Dilfer exposes holes in Giants' secondary

With speedy receivers, `I loved our matchups'

Ravens 34, Giants 7

January 29, 2001|By Christian Ewell | Christian Ewell,SUN STAFF

TAMPA, Fla. - Before the Ravens played the New York Giants in the Super Bowl last night, most people identified Trent Dilfer as the weak link in the offense.

But Dilfer was looking for weak links, as well. He found them in the New York secondary. And unlike the Giants, who hoped he would make the big mistake, Dilfer capitalized on those weak links early to set the tone for the Ravens' victory.

The seventh-year quarterback picked on cornerbacks Jason Sehorn and Dave Thomas; once for a touchdown to Brandon Stokley and another time for a 44-yard completion to Qadry Ismail that set up the Ravens' second score.

Over the next six months, whether Dilfer returns as the Ravens' starter or not, these plays will resonate more than the final statistics: 12 completions in 25 attempts for 153 yards and one touchdown.

"I didn't throw the ball well in the first half," said Dilfer, who admitted to coming out a little flat because he tried not to put too much emotional importance on the game.

But in keeping with the bare-bones theme of this year's Ravens offense, "We hit the one we needed to hit," he said. "That's the way you win football games."

Ravens offensive coordinator Matt Cavanaugh acknowledged that Dilfer could have thrown better overall, but he said he knew the team needed to stick with the passing game because the New York defense was the NFL's second-best at defending the run.

"He missed a half-dozen throws that would have made it a great game for him and he knows that," Cavanaugh said. "But he's ... tough. He stands in there and he throws and he competes."

That resiliency might explain why Dilfer didn't see this game as vindication after spending his first six NFL seasons with the Tampa Bay Buccaneers.

As a top-five draft pick in 1994, the Fresno State product left the lofty expectations unmet. Last season, Tampa Bay coach Tony Dungy benched him in favor of rookie Shaun King, prompting Dilfer's move to Baltimore in the off-season.

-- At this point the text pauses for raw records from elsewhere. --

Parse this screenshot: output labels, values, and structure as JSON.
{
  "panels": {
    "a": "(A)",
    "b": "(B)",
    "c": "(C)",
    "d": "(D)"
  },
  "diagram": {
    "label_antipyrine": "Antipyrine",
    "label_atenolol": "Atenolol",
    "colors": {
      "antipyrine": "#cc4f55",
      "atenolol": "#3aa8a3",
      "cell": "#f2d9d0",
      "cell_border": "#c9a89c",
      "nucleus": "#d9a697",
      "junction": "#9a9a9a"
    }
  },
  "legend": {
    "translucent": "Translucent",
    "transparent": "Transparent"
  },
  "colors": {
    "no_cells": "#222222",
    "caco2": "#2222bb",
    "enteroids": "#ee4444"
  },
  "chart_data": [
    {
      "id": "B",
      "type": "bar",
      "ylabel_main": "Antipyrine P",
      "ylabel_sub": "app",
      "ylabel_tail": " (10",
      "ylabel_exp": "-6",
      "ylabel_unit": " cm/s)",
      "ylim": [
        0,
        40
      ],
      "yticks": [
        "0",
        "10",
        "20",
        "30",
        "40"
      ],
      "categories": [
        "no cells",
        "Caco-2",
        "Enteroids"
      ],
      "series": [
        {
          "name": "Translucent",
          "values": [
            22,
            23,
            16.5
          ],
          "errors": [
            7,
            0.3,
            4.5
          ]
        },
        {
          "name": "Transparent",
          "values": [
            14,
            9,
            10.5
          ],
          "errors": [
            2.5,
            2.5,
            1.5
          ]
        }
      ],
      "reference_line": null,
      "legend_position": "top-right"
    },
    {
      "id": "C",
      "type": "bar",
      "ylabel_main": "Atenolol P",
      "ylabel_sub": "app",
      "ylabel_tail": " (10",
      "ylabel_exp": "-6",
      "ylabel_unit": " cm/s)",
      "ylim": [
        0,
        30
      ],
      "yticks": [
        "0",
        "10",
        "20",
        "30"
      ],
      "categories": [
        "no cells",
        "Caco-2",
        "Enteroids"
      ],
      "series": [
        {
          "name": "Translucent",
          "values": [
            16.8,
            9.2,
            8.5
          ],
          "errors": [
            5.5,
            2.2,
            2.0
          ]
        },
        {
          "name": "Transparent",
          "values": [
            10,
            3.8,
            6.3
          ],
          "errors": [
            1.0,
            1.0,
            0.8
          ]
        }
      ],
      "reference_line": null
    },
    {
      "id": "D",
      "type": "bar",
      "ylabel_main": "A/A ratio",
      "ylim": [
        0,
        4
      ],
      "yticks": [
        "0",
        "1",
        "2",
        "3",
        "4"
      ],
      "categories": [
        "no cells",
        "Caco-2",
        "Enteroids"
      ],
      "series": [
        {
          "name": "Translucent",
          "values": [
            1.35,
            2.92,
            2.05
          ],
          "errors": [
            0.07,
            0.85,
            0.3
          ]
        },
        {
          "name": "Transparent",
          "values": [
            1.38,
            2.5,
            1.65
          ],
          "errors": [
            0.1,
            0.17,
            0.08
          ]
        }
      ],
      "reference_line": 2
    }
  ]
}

But Dilfer, holding one of his sons in his lap, said any bitterness against Tampa is in the past, if it ever existed at all.

"I like Tampa, and I like the way I was treated," Dilfer said. "The negative voice is always the loudest. To depict Tampa as against Trent Dilfer isn't fair."

Dilfer hadn't done a lot in Baltimore - in terms of personal statistics - to give Tampa Bay second thoughts for letting him go. He completed only five passes in the AFC championship game.

But in Sehorn and Thomas, Dilfer saw big cornerbacks who might not be able to react quickly when speedy receivers such as Stokley, Ismail and Patrick Johnson made lateral movements. So the physical Ravens offense would go aggressively aerial.

"I knew that's what we were going to do because I loved our matchups," said Dilfer, who used tight end Shannon Sharpe as a decoy after he'd made game-breaking plays in the team's three previous playoff games.

On the second series, Johnson beat Sehorn badly for a diving catch that he should have made. But Johnson said Sehorn tends to let plays like that stick in his head. Shortly afterward, Stokley beat Sehorn and - after safety Shaun Williams failed to recover - caught a perfect pass from Dilfer for the score.

"We found a matchup we liked," Dilfer said. "I looked the safety on to Shannon Sharpe and Stokley beat his guy. It's that easy."

Dilfer said he will take the next few months to reflect on all that's happened in the past year, not saying much on what his future might be in Baltimore.

He's also realistic about where he fits in the line of Super Bowl champion quarterbacks.

"We all know I'm not Joe Montana," he said. "But we'll recognize that for an eight-month period, we did something pretty special."